Blackmore oddaje się tutaj swojej miłości do muzyki klasycznej zorientowanej na euro - wysadzanie słuchaczy dziwnie umieszczonym, ale potężnym wprowadzeniem organów. Potem jednak powrót do biznesu w kolejnej zręcznej kombinacji gitarzysty riffowych prezentów i szybującego, niezwykle zabawnego stylu wokalnego Turnera. Bardzo emocjonalne, ale nigdy nie płaczące, ten ostatni jest przykładem najlepszego z namiętnego śpiewu twardego rocka, a jego zdolność do pozostawania i reflektorów fascynujących melodie napędza majestat tego wyróżniającego się z lat 1983 . To odpowiednio centralny element ostatniego albumu Rainbow, choć być może nie jest to najlepszy moment.

08 z 08

"Ulica z marzeń"

To może być mocno zorientowane i nasycone syntezatory.

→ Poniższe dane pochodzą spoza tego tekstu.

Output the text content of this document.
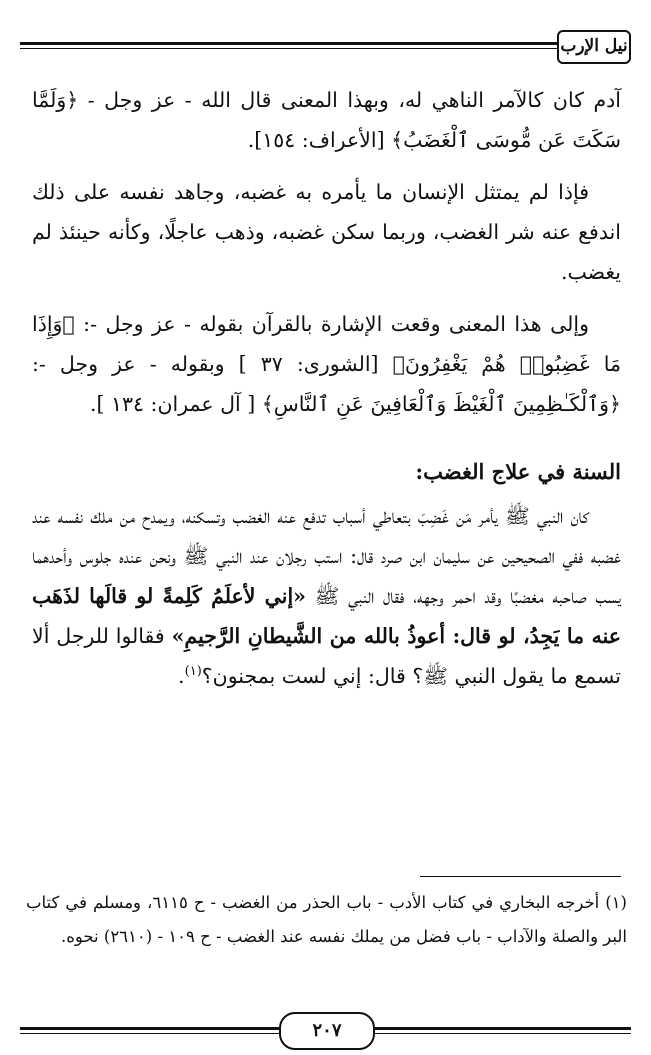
نيل الإرب

آدم كان كالآمر الناهي له، وبهذا المعنى قال الله - عز وجل - ﴿وَلَمَّا سَكَتَ عَن مُّوسَى ٱلْغَضَبُ﴾ [الأعراف: ١٥٤].

فإذا لم يمتثل الإنسان ما يأمره به غضبه، وجاهد نفسه على ذلك اندفع عنه شر الغضب، وربما سكن غضبه، وذهب عاجلًا، وكأنه حينئذ لم يغضب.

وإلى هذا المعنى وقعت الإشارة بالقرآن بقوله - عز وجل -: ﴿وَإِذَا مَا غَضِبُوا۟ هُمْ يَغْفِرُونَ﴾ [الشورى: ٣٧ ] وبقوله - عز وجل -: ﴿وَٱلْكَـٰظِمِينَ ٱلْغَيْظَ وَٱلْعَافِينَ عَنِ ٱلنَّاسِ﴾ [ آل عمران: ١٣٤ ].

السنة في علاج الغضب:

كان النبي ﷺ يأمر مَن غَضِبَ بتعاطي أسباب تدفع عنه الغضب وتسكنه، ويمدح من ملك نفسه عند غضبه ففي الصحيحين عن سليمان ابن صرد قال: استب رجلان عند النبي ﷺ ونحن عنده جلوس وأحدهما يسب صاحبه مغضبًا وقد احمر وجهه، فقال النبي ﷺ «إني لأعلَمُ كَلِمةً لو قالَها لذَهَب عنه ما يَجِدُ، لو قال: أعوذُ بالله من الشَّيطانِ الرَّجيمِ» فقالوا للرجل ألا تسمع ما يقول النبي ﷺ؟ قال: إني لست بمجنون؟$^{(١)}$.

(١) أخرجه البخاري في كتاب الأدب - باب الحذر من الغضب - ح ٦١١٥، ومسلم في كتاب البر والصلة والآداب - باب فضل من يملك نفسه عند الغضب - ح ١٠٩ - (٢٦١٠) نحوه.
٢٠٧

Przynęta klasycznego zejścia z głębokim fioletem wkrótce przeliteruje koniec tej wersji Rainbow, ale ta różnorodna, potężna melodia zakończyła bieg grupy na pamiętnej, przekonującej nucie. Moc i osobliwość gitar Blackmore walczą przez produkcję bez żadnego prawdziwego problemu, a jeśli chodzi o Turnera, szkoda, że ​​nie cieszyłby się inną rolą frontmana, który jest to wybitny przez resztę kariery.